One flaw with human nature (alas, we can add this to the endless list) is that people judge everything by their appearance and one particularly severe case of this that clients and bosses judge work by the most superficial details. We’ve discussed this before in the context of avoiding typos, and your Zoom backgrounds. But another, much more important situation, with counter-intuitive consequences, is when you demo or show off something in-progress you’re working on.
Here’s the really common situation. You’re building a product and want to show it to the client or boss. There’s some minor design problem like a tiny little element is off—and the client gets fixated on that. Or a variation, you’re a developer and you show off the user experience front-end to your client and the front-end is near-perfect and as a result, he thinks the product is almost complete—not realizing you only did the 5% of the front-end, not the 95% of the engine that powers it. No client realizes that. Well, almost none.
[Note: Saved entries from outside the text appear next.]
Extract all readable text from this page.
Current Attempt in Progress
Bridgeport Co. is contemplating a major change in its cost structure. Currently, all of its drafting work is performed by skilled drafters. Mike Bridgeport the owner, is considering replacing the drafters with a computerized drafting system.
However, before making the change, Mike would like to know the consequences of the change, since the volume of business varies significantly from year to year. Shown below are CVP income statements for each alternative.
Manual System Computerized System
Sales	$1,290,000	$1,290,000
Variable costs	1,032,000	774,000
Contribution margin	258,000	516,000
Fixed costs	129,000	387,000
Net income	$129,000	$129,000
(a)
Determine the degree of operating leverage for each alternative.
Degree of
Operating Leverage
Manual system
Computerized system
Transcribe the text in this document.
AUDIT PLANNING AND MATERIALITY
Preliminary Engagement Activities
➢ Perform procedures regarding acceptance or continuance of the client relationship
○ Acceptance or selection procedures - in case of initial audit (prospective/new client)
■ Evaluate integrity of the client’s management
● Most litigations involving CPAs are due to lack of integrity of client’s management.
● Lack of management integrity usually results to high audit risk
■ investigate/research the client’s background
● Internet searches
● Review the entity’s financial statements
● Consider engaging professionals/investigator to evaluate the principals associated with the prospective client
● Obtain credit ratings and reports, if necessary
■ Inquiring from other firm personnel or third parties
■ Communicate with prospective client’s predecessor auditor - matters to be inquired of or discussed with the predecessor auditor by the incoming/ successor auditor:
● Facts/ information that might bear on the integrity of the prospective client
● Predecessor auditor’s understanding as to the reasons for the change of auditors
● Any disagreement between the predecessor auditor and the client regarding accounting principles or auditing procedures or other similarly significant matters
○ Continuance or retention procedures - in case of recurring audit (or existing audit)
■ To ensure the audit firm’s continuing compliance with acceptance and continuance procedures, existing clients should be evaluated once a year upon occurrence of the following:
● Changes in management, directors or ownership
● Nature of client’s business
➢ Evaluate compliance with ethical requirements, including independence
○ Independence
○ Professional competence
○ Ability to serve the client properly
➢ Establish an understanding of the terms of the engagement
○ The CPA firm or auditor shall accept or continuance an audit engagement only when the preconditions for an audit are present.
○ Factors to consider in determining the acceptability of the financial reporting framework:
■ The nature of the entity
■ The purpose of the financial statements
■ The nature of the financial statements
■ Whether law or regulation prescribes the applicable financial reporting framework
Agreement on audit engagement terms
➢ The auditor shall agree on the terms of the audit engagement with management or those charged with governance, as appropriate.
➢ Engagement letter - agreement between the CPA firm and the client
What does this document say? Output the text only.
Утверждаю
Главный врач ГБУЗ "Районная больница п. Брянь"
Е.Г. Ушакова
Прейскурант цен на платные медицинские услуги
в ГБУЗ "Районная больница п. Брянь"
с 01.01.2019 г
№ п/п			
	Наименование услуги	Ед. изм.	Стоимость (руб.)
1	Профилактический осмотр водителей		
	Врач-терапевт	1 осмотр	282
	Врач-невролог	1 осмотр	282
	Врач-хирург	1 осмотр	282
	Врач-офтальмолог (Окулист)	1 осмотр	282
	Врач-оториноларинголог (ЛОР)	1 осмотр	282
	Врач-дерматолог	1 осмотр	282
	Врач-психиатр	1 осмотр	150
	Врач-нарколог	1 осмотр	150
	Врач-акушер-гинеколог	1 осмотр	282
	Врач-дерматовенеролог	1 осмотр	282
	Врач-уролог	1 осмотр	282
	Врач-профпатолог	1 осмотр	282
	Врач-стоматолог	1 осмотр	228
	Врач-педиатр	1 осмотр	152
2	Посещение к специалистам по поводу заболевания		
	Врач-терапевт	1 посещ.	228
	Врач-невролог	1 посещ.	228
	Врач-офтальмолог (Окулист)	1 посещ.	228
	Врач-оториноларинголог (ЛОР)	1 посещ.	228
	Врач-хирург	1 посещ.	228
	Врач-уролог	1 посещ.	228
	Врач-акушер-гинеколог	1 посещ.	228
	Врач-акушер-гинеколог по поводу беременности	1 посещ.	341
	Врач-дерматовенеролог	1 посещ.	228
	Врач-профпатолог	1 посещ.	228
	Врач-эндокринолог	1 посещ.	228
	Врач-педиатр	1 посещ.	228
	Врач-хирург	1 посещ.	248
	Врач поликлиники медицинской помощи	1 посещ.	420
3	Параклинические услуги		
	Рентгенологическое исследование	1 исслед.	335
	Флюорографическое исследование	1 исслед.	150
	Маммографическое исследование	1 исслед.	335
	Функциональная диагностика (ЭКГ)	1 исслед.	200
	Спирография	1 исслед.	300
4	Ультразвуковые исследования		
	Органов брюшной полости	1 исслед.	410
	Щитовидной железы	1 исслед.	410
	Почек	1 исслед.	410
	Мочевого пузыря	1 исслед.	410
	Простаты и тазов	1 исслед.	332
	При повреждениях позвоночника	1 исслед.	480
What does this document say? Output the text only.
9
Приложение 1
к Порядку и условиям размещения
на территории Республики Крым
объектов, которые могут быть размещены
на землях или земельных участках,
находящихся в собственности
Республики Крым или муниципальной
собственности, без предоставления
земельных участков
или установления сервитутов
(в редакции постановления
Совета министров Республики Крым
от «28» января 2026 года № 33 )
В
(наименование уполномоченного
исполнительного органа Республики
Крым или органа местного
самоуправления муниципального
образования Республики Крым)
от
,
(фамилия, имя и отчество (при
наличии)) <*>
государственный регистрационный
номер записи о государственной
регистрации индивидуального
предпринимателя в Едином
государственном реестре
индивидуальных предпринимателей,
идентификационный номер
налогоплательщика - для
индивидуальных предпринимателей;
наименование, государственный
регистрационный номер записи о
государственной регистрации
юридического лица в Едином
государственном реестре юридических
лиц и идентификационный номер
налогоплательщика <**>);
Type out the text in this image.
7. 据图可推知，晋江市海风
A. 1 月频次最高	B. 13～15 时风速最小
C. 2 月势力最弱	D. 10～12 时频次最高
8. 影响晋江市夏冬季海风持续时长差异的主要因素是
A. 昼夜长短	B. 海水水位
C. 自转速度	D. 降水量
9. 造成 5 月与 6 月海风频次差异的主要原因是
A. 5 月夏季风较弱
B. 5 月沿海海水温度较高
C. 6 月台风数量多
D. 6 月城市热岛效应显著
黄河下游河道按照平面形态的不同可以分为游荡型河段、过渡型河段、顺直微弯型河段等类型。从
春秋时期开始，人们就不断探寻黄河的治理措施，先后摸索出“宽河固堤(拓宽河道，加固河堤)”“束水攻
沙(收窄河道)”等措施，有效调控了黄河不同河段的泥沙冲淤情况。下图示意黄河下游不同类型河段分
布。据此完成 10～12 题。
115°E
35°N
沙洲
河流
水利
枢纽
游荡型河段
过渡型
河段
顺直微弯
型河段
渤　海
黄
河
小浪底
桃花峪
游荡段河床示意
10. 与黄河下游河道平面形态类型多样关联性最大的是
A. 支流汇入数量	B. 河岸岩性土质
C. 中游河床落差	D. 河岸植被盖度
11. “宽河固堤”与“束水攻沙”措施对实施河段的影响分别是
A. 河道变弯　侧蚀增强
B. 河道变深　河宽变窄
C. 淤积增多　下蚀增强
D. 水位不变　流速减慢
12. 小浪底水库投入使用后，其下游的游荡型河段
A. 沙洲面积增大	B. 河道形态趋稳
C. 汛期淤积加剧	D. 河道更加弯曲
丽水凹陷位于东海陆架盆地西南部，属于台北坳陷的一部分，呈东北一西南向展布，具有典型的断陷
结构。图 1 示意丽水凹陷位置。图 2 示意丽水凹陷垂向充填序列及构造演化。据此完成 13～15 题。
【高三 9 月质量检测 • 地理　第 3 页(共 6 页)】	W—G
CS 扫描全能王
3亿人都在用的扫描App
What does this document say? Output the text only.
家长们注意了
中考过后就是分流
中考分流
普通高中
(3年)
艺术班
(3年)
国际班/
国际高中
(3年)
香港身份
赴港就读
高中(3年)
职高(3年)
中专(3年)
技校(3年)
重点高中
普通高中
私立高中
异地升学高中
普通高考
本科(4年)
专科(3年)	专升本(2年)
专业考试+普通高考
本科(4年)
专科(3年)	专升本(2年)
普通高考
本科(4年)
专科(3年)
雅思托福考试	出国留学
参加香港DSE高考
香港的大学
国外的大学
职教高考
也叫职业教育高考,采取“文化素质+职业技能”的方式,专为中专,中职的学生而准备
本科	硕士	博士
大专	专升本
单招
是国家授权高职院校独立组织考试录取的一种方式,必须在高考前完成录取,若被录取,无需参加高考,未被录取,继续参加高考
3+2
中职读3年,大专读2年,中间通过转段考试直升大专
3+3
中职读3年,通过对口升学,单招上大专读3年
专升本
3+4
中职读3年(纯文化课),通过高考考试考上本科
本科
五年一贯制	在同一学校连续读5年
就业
This can’t be understated enough. So many clients have gotten really angry because, having seen an awesome demo of a product, They Think It Works. It’s hard for people to appreciate what they don’t see. They can’t see all the complexity that goes into the hidden back end you’re building.
But there’s a good way to minimize this problem. Qualifications don’t work—even if you say “the back end hasn’t been built yet, we’re only 5% done”—if they see a perfect front-end, they’ll think it’s 95% complete!
So, you can solve it by flipping it on its head: make demos obviously broken. Give the design a very prototype-y look and feel, not the real graphics. On the first click, have it go to a broken page—on purpose—and then declare, “Oh! Sorry! It’s really only 5% done, as I just said,” that moment is worth 11,000 words!
More broadly, don’t be afraid to make mistakes on purpose. Sometimes, you need to do something wrong to make a point clearly and strongly. Sometimes on the small level, but sometimes on a big level. Just do so with care and with purpose.